Through her work, Linda has found Baby Boomers are beginning to feel more comfortable talking about death. They want to create healing and heartfelt funerals for their loved ones and themselves.
“They’ve been to ‘bad’ funerals where there has been talk about how much a loved one relished in fine cuisine and then – mistakenly – the eulogist discusses her love of cooking, when ultimately, she hated being in the kitchen,” says Stuart. “Boomers realize that they don’t want this for themselves or their loved ones. They want a ‘good’ funeral that welcomes all feelings and creates a lasting memory for their loved ones left behind.”
This trend is reflected in a recent survey by Arbor Memorial, which found nearly half of Canadians (45 percent) want to customize their own funeral. The findings also show that 53 percent envision their end-of-life memorial as a “celebration of life” rather than an event filled with mourning.
Stuart has six tips on how you can start thinking about your own memorable ceremony of remembrance:
- Stories – What moments have shaped you into the person you are? Who did you share them with? Consider them to be the best person to share your stories in the form of eulogies.

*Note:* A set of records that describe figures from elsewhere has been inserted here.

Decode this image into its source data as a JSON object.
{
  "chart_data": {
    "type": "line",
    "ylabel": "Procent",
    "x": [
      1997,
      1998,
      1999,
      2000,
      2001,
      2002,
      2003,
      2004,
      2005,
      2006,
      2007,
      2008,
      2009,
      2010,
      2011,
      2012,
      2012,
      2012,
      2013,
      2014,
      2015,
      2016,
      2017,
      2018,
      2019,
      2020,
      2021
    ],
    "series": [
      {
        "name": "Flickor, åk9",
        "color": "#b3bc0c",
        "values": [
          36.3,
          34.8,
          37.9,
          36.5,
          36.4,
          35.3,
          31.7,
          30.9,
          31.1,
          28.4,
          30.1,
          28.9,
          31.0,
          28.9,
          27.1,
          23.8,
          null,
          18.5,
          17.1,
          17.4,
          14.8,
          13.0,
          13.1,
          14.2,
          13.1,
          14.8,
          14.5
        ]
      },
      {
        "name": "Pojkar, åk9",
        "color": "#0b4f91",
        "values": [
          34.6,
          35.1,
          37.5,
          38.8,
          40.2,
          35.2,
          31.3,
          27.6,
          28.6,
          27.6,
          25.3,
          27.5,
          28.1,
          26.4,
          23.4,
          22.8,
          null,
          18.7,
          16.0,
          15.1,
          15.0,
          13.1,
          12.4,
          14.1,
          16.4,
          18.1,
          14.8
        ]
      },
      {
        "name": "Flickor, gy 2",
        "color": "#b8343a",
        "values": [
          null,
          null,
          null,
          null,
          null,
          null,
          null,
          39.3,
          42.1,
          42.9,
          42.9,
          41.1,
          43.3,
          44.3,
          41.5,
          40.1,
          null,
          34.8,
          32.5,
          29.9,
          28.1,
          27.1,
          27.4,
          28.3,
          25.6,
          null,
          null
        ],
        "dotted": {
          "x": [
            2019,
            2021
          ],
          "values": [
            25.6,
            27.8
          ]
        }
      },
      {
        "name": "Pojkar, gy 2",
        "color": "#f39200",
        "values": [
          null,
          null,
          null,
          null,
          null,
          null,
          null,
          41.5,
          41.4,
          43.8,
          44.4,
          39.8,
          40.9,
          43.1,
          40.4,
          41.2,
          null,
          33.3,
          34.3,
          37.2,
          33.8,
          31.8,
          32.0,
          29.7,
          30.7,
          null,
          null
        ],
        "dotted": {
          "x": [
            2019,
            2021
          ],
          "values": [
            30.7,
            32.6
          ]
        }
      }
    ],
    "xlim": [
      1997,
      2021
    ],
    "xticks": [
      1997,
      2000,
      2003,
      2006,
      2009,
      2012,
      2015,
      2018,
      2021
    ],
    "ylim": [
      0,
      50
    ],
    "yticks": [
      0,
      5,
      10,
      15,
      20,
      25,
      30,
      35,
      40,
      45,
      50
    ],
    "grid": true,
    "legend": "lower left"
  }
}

- Symbols and Rituals – Love golf? Stuart recalls one ceremony where friends and family were all given golf tees upon arrival. They were then invited to place it in the vault that housed the person’s urn.
- Music – Setting the tone and background with music can create a strong impression. Think about how you want to open and close your ceremony. Is there a song with a message you want to share with your loved ones?
- Experience – How have you felt when surrounded by your loved ones? Feelings are what we cherish alongside memories.
- Legacy – How do you imagine others will remember you and how do you want to be remembered?
- Don’t do it alone – Involve others in the process. Ask your family and friends how they imagine their grief journey.
“Remember, your funeral is not a gift you give yourself, but rather a gift you give to those who love you,” says Stuart.